Üretim maliyetindeki artışın akabinde Avrupa’da üretime orta vermenin yanı sıra kepenk kapatacağını söyleyen şirketler oldu. Hatiboğlu hem Türkiye’de Asaş özelinde hem de kesimdeki başka oyuncular açısından bu türlü bir risk olup olmadığına dair soruya ise “Özellikle birincil alüminyum yani orjinal külçeyi üreten tesislerde çok önemli kapanmalar oldu. Yalnızca güç maliyetleri bile mevcut satış fiyatlarının çok üstünde gerçekleşiyor. Aslında Türkiye birincil alüminyum üretiminde çok küçük bir hisseye sahip. Kabaca 1,6 milyon ton alüminyum tüketirken, 80 bin tonlar civarında üretim yapıyoruz. Bu kapsamda bakıldığında Türkiye’de bizim üzere alüminyumu kapsamlı olarak alıp işleyen tesislerde şu anda bu türlü bir risk olmadığını söyleyebiliriz. Avrupa’da da bizim rakibimiz olan, ikincil üretim yapan tesislerde bir kapanma görmedik; fakat birincil alüminyum üreten üreticilerde kapanmalar oldu.
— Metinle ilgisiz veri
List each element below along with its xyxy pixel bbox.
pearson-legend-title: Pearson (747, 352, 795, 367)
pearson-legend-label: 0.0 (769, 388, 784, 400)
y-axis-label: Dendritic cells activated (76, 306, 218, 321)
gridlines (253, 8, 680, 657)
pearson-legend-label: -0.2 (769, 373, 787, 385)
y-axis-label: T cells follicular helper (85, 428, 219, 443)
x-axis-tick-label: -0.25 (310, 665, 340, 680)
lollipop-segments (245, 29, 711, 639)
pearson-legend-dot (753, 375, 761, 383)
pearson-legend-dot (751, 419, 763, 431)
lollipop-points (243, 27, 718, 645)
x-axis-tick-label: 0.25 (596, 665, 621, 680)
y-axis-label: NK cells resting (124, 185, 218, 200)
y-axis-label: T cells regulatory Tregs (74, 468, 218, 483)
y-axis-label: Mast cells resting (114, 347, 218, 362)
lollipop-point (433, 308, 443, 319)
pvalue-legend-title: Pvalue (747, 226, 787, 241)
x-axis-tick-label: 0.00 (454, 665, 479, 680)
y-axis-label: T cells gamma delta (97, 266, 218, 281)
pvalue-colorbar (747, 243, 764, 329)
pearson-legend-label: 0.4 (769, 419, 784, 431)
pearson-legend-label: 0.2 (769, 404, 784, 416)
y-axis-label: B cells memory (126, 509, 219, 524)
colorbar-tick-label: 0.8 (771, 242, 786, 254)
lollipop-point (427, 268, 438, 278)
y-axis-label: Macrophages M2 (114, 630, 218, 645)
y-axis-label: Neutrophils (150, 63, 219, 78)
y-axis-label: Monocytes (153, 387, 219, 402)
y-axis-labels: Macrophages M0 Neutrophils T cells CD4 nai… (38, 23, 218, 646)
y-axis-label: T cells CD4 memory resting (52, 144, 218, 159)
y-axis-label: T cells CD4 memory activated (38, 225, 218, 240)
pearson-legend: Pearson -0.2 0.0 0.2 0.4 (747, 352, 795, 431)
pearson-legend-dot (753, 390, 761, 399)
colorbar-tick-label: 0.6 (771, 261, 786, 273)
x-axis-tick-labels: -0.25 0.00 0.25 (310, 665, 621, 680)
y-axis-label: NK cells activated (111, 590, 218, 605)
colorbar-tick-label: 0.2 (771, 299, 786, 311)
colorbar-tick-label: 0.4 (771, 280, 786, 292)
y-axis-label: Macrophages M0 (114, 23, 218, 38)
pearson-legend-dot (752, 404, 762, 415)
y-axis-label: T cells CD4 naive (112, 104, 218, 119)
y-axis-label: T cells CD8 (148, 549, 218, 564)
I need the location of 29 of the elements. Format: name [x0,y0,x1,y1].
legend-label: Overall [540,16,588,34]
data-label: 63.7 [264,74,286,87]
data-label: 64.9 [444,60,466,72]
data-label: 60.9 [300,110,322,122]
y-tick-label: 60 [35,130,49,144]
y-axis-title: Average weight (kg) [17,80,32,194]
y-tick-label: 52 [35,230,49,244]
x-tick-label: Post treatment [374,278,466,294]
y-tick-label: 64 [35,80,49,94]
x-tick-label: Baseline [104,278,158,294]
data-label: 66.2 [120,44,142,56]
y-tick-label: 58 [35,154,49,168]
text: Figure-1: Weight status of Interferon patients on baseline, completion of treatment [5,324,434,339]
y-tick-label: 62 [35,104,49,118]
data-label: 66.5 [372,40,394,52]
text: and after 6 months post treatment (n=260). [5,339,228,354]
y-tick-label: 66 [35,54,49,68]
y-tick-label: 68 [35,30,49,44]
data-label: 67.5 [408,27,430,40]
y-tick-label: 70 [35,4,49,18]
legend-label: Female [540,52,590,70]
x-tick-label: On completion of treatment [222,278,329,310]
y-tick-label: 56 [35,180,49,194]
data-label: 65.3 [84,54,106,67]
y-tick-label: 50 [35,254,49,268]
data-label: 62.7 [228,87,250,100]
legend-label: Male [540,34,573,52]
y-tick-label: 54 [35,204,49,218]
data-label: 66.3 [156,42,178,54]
Bunun bizim bölüme siyaret etmesi biraz daha güç sayılarının nereye evrildiğine bağlı olacak.” biçiminde karşılık verdi.
Hatipoğlu “Eğer Avrupa pazarında önemli bir daralma olursa, bu tüm Türk endüstrisi üzere bizlerde de talep azalması olabilir. Bu da ihracatı etkileyebilir” dedi.